Monday 28 May 2012

Press Ganged

Alongside the complaints about the lack of integrity in News International's journalists, there's plenty of concern about how print media is dying. Usually demonstrated through a quick survey of the sales' figures for once proud national newspapers, it is often associated with the presumed loss of public trust in the media (qv complaints about lack of integrity...).

Enquirer, a serious attempt by the National Theatre of Scotland to measure the decay, draws this connection explicitly. Interviews with big boys from Murdock's media are slipped into a structure that imitates a day at a newspaper: the forty-odd interviews with journalists are remixed into a narrative that mirrored the shift from morning's bright enthusiasm to late night acceptance. Unsurprisingly, the higher-ups on both red-tops and broadsheets reveal a lack of morality, many journalists are worried about their career prospects, and the foreign correspondents are heroic. There is no real news in Enquirer, just a timely snapshot of a world that sees itself as on the fade.

Directors Vicky Featherstone and John Tiffany acknowledge that the play was inspired by their love of the media: Tiffany recently mentioned that, during his time on sabbatical at Havard, he came to miss his early morning irritation at the Today programme, adding that while he has found himself suddenly able to fulfill his artistic ambitions, his peers in the press are filled with foreboding. Without flinching at the current scandals, Enquirer is a love letter to journalism.

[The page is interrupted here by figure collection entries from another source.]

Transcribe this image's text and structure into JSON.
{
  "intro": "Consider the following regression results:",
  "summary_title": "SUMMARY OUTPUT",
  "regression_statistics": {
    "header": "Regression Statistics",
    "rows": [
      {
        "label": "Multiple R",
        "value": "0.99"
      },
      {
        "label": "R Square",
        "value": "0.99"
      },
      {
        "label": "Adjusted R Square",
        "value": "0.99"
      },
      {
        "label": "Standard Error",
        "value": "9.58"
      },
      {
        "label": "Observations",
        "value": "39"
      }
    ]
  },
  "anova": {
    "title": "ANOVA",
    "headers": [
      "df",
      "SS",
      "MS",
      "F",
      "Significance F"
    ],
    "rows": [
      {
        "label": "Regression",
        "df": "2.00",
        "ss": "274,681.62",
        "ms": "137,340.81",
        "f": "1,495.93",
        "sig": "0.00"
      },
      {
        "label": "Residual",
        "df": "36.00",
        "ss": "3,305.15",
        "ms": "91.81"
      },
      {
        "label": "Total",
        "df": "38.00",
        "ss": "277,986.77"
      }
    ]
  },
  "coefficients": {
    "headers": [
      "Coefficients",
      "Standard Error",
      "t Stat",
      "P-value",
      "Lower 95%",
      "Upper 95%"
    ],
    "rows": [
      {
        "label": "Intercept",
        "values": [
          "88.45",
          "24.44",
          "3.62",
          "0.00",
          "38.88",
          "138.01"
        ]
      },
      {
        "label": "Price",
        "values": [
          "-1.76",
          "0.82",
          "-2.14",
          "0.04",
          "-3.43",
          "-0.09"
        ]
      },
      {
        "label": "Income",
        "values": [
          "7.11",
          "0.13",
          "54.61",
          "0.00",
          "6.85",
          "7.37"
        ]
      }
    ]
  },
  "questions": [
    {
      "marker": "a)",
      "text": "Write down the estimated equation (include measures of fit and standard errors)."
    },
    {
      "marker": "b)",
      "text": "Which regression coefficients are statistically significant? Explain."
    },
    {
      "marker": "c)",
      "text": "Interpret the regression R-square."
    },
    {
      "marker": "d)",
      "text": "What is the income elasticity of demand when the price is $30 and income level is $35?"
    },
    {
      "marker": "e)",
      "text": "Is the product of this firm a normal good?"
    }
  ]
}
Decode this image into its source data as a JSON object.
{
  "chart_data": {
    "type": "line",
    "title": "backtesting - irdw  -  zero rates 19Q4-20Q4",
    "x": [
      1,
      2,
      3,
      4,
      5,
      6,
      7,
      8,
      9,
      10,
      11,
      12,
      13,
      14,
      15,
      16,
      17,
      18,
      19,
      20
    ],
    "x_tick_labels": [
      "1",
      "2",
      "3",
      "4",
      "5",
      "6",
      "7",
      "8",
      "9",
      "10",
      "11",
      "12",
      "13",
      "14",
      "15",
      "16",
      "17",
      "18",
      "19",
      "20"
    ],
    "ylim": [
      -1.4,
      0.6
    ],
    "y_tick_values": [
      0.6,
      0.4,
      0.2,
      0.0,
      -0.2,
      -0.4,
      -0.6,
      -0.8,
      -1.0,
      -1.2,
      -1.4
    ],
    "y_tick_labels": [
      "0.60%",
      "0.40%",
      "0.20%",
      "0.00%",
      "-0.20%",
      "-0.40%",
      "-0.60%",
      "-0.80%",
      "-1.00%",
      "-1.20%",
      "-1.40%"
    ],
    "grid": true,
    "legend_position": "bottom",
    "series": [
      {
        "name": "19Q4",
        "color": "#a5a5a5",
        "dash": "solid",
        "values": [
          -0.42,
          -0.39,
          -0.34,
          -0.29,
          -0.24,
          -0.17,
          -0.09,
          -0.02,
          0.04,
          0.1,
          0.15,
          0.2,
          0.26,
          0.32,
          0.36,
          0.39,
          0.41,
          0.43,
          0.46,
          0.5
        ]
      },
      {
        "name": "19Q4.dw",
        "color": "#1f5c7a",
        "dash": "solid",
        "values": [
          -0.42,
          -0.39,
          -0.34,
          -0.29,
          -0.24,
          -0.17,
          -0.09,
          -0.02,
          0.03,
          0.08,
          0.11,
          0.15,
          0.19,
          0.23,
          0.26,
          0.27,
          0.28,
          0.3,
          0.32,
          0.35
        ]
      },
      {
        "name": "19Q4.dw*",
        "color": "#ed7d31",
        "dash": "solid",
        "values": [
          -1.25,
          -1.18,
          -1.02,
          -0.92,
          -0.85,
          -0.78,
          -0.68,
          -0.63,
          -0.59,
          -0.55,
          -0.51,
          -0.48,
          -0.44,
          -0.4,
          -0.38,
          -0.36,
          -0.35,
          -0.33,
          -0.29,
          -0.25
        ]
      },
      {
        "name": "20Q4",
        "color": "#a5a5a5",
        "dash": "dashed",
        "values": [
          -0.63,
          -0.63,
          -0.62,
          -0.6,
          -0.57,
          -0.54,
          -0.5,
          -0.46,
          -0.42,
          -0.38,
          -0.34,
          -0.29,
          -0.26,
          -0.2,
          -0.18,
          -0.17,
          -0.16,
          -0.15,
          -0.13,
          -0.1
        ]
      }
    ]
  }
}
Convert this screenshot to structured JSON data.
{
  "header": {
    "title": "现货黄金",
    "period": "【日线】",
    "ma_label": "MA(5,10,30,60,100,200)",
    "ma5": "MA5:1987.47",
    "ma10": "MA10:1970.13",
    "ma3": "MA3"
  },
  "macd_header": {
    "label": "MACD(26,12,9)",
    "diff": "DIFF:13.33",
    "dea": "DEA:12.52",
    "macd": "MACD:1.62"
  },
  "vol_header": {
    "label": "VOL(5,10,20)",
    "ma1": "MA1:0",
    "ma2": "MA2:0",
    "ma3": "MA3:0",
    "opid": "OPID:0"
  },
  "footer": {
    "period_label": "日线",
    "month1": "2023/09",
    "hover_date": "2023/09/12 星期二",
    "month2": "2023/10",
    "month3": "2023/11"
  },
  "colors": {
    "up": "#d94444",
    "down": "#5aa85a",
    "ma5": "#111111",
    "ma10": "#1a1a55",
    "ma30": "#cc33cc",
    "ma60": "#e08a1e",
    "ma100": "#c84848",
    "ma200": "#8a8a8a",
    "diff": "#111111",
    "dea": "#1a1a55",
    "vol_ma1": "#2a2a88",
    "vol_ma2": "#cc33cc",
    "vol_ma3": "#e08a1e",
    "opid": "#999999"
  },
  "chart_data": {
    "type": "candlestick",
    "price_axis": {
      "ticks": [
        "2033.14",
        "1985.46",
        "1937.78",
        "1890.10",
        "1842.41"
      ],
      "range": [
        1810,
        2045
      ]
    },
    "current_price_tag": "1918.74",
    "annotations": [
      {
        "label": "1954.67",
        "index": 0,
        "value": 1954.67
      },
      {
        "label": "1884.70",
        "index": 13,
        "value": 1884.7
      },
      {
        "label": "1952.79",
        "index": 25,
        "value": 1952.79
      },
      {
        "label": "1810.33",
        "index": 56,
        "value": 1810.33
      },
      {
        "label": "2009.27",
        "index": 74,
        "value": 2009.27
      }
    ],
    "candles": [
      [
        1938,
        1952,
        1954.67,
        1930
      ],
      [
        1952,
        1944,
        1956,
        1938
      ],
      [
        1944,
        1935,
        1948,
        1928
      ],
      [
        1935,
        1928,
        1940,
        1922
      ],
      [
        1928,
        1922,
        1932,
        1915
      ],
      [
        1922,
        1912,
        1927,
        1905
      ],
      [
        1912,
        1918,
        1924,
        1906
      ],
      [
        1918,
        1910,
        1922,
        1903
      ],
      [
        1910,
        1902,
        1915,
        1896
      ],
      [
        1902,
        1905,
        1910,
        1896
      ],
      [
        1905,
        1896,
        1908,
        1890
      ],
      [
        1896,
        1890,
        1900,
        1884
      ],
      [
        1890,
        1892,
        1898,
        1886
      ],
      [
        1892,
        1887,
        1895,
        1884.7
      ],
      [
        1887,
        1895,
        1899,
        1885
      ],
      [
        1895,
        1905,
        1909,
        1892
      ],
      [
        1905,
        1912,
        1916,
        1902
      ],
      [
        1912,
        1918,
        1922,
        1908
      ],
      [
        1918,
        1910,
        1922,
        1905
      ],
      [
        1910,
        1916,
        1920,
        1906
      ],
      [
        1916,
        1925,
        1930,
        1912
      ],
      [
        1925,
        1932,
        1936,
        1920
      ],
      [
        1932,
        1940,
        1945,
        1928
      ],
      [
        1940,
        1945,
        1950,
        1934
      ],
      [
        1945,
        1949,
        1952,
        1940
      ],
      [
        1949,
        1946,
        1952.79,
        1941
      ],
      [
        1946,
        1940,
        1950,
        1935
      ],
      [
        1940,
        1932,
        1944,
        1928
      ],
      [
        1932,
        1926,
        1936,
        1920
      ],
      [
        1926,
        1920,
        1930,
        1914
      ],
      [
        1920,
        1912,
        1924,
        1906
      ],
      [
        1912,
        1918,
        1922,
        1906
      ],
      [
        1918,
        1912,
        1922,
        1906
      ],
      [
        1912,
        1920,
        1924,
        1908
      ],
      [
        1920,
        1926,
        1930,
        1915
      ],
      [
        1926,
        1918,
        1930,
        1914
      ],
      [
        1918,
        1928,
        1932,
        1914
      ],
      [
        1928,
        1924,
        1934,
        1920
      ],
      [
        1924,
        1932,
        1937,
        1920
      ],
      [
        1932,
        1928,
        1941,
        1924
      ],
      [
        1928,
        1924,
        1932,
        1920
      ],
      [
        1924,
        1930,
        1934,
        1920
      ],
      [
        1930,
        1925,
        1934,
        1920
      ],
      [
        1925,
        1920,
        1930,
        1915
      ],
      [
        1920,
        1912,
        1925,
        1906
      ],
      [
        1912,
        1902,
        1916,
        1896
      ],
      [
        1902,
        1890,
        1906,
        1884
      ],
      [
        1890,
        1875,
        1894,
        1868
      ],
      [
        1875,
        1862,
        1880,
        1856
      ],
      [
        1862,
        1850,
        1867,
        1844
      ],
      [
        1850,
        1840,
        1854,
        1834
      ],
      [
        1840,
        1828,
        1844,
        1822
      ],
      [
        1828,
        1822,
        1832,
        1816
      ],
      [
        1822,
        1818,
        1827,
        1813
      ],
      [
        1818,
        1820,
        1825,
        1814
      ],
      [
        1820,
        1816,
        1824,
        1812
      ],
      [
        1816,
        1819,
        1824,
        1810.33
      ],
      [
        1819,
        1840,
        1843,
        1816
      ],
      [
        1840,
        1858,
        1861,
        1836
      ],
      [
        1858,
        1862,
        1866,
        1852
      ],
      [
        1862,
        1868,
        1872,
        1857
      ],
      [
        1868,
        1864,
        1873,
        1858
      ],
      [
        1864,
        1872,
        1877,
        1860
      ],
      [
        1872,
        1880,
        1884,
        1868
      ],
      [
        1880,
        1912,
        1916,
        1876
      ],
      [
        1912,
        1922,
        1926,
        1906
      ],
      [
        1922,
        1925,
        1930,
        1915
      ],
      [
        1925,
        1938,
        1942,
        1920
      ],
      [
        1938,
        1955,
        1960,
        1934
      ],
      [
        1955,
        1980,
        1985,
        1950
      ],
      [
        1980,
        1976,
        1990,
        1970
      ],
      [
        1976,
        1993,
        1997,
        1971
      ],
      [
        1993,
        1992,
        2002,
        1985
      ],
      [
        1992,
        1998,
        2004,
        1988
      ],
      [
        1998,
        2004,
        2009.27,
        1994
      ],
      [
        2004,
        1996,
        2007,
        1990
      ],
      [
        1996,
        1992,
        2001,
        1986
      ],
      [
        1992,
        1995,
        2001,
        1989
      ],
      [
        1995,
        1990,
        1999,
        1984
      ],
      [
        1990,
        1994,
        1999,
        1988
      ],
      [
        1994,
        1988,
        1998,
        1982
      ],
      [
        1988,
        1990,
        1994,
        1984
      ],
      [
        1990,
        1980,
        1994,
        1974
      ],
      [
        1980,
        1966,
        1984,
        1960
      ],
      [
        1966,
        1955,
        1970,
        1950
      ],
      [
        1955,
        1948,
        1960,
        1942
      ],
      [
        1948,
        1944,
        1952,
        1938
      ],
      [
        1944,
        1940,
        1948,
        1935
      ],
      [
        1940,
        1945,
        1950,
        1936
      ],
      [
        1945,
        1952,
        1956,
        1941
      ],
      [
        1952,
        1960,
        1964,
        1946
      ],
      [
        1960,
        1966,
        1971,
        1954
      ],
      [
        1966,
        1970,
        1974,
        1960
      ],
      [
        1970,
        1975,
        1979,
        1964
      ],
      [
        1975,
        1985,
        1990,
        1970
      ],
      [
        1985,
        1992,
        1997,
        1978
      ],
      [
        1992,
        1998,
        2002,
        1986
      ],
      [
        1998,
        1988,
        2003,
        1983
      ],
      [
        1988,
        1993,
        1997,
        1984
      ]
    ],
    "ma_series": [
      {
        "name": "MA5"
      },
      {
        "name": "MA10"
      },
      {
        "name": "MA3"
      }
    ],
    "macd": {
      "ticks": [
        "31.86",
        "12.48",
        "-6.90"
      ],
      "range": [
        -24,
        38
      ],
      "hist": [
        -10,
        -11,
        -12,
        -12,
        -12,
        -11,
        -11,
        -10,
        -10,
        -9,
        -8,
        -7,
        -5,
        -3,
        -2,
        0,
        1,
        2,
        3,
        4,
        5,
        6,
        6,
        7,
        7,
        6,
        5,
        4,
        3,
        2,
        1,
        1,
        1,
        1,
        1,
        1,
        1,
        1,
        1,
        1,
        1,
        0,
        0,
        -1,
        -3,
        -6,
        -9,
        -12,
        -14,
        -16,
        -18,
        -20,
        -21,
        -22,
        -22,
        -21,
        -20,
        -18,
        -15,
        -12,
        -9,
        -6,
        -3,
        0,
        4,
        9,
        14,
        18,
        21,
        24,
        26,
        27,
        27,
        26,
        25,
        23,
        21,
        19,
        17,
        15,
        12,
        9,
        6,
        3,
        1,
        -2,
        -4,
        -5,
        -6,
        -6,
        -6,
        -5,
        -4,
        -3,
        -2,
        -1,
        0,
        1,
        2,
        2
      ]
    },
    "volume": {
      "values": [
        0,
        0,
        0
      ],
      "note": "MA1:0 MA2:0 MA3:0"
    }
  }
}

The "cold" approach - rarely does the script attempt to manipulate emotions, avoiding preaching by cutting up the interviews into episodic scenes - lays out the supposed crisis in detail. Appropriately for a piece about the press, it never offers solutions, only identifying problems. The pace is relaxed, despite the potential high drama of the news conference scenes, stories from international wars and the panic that is behind many of the rueful comments on past glories.